Eh--not important. He flipped the page, eyes gleaming sharply. Did he read it to get a better understanding of the work? Maybe, if he read it last week.
Now? Now he just wanted to criticize the work to the smallest typo, a pencil ready on the side to make annotations.
"Let's see what is so good about you, huh?" Arthur smirked, and started reading.
Right away, he was blasted by a narration of a deadly car crash that befell the main character, Illian--or Ian, as people who were close to him used to call him. The car crash killed Illian's parents and, instead of getting the support one might get after they lost their parents, Illian was showered with a string of misfortune instead.
The omega, once a hopeful heir to an affluent family, lost everything when his own relatives drove him away, stripping him of his inheritance rights. Why? Because as an omega, he could only inherit through his child once he gave birth to an heir, but alas; he was found to be infertile.
At least, according to the medical report that the relatives produced from somewhere--suspicious, in Arthur's opinion. Their verdict, however, was supported by how Illian couldn't seem to smell others' pheromone, nor did he produce pheromone himself--which was common among those with infertility problems, although not all of them. It was used to prove his 'defect' and his inability to secure the family's future. The seat of the patriarch moved to the uncle, who proceeded to kick him out of the house.
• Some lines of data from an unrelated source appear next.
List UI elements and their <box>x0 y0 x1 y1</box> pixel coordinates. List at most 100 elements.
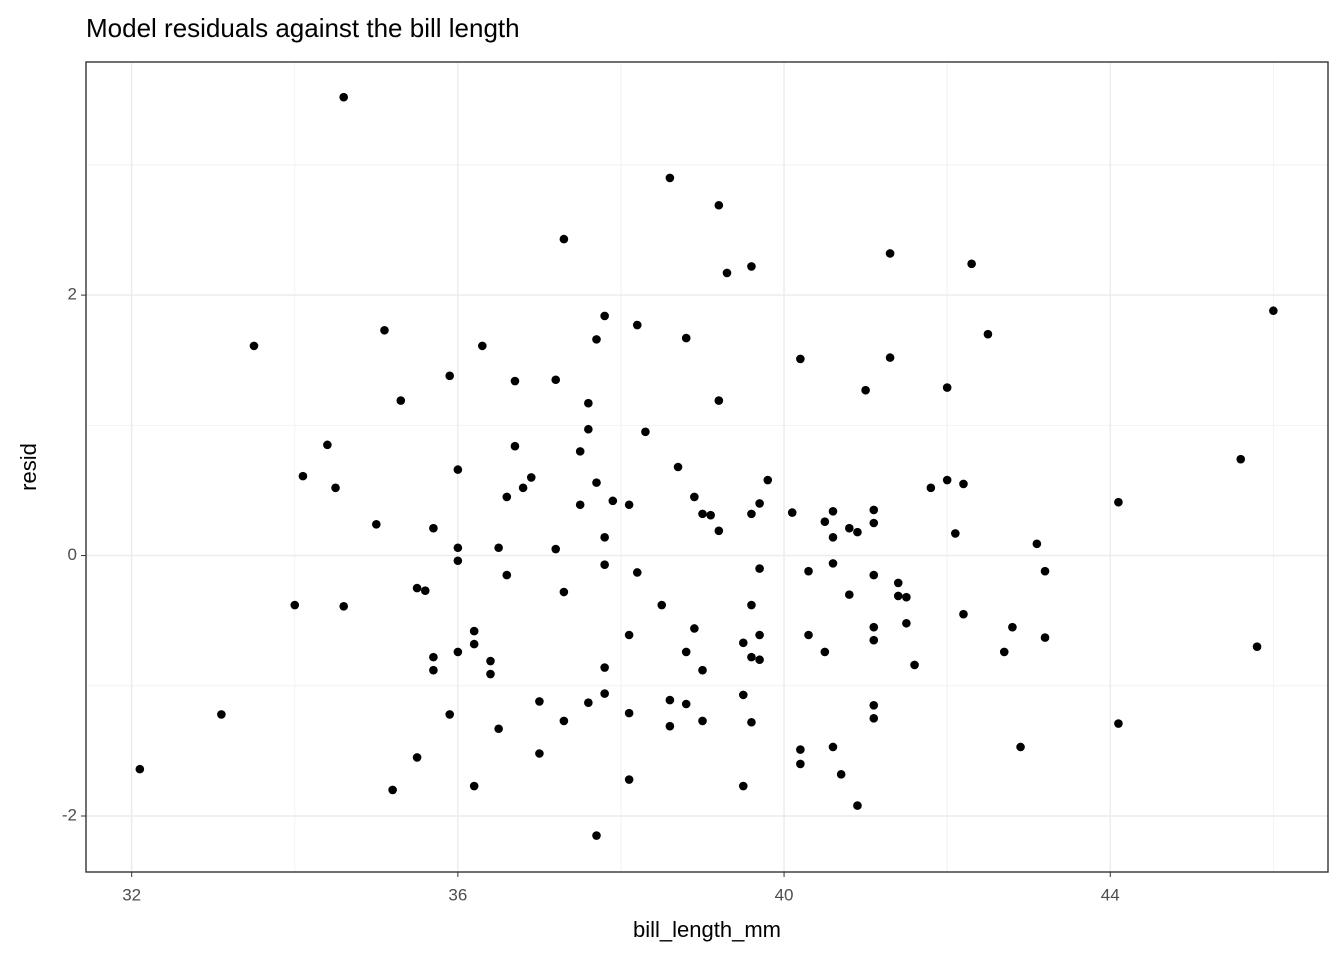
point <box>429 665 438 675</box>
point <box>714 396 724 405</box>
point <box>559 716 569 726</box>
point <box>836 770 846 779</box>
point <box>559 587 569 597</box>
y-tick-label: 2 <box>68 285 77 304</box>
point <box>747 600 756 610</box>
point <box>502 492 512 502</box>
point <box>714 526 724 536</box>
point <box>796 745 805 754</box>
point <box>755 630 764 640</box>
point <box>861 385 870 395</box>
point <box>690 624 699 633</box>
point <box>820 647 830 657</box>
point <box>331 483 340 493</box>
point <box>445 371 455 381</box>
point <box>551 375 561 385</box>
point <box>584 424 593 434</box>
point <box>1040 633 1050 642</box>
point <box>1016 742 1025 752</box>
x-tick-label: 32 <box>122 885 141 904</box>
point <box>681 699 691 709</box>
point <box>983 329 993 339</box>
point <box>796 759 805 769</box>
point <box>893 578 903 588</box>
x-tick-label: 44 <box>1101 885 1120 904</box>
point <box>657 600 667 610</box>
point <box>902 618 911 628</box>
point <box>632 568 642 577</box>
point <box>681 333 691 343</box>
point <box>869 622 879 632</box>
point <box>673 462 683 472</box>
point <box>926 483 936 493</box>
point <box>828 533 838 542</box>
point <box>828 559 838 568</box>
point <box>494 543 503 553</box>
point <box>600 533 609 542</box>
point <box>486 656 495 666</box>
point <box>738 638 748 648</box>
point <box>1114 719 1123 728</box>
point <box>641 427 650 437</box>
point <box>135 764 145 774</box>
point <box>942 475 952 485</box>
point <box>469 781 479 791</box>
point <box>469 626 479 636</box>
point <box>429 523 438 533</box>
point <box>845 590 854 599</box>
point <box>592 478 601 487</box>
point <box>951 529 960 538</box>
point <box>681 647 691 657</box>
point <box>747 652 756 662</box>
point <box>592 335 601 344</box>
point <box>853 527 862 537</box>
point <box>755 564 764 573</box>
point <box>592 831 601 840</box>
point <box>853 801 862 810</box>
point <box>323 440 332 450</box>
point <box>885 353 895 362</box>
point <box>429 652 438 662</box>
point <box>518 483 528 493</box>
point <box>535 697 544 706</box>
point <box>738 781 748 791</box>
point <box>714 200 724 210</box>
point <box>1252 642 1262 652</box>
point <box>600 689 609 698</box>
point <box>249 341 259 351</box>
panel-border <box>85 61 1329 873</box>
point <box>755 499 764 508</box>
point <box>412 753 422 762</box>
y-axis-title: resid <box>16 443 41 491</box>
point <box>535 749 544 758</box>
point <box>665 721 675 731</box>
point <box>722 268 732 278</box>
point <box>420 586 430 596</box>
point <box>804 566 813 576</box>
point <box>445 710 455 719</box>
x-tick-label: 40 <box>775 885 794 904</box>
point <box>747 509 756 519</box>
point <box>551 544 561 554</box>
point <box>396 396 406 405</box>
point <box>910 660 919 670</box>
point <box>502 570 512 580</box>
point <box>747 262 756 271</box>
point <box>959 479 968 489</box>
point <box>755 655 764 665</box>
point <box>624 630 634 640</box>
point <box>453 465 463 474</box>
point <box>902 592 911 602</box>
point <box>453 543 463 553</box>
point <box>698 509 707 519</box>
point <box>486 669 495 679</box>
point <box>494 724 503 734</box>
chart-title: Model residuals against the bill length <box>86 13 520 43</box>
point <box>698 665 707 675</box>
point <box>624 708 634 718</box>
point <box>690 492 699 502</box>
point <box>510 376 520 386</box>
point <box>942 383 952 392</box>
point <box>893 591 903 601</box>
point <box>632 320 642 330</box>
Illian, who was still mourning, had no energy to fight his relatives' schemes, or even to question anything. The fact that he couldn't smell or produce pheromone after his coming of age was something his parents knew, and it was the whole reason they made the journey to that secluded place in the first place: to find an alternative 'cure' for Illian.
The journey that, unfortunately, became their demise.
If it weren't such a secluded place, perhaps they could still be saved. If they didn't make the journey in the first place, their car wouldn't be found at the bottom of a ravine.
Eventually, the one who pushed him out of his own home wasn't the shitty relatives, but his own guilt.
"That was...intense," Arthur muttered. The first chapter was basically just nails upon nails of curses being thrown at the main character. What struck, however, was the way it was written.
It was somehow blurry, but clear where it hurt the most. It was a narrative that sounded like a diary, as if someone retold their story in a therapist's office. Every sentence was heavy, as if Illian poured his own grief and guilt into each word. The voices of comfort from random people went by like a breeze, but the cruel sounds of ridicule and accusation rang clear, gutting him deeply inside.
Gutting the reader along with it.
By the end of the first chapter, Arthur wanted the main character to just run and leave and find their own happiness somehow.
"This..." Arthur frowned, once again looking at the plain cover of the manuscript. "This is never published?"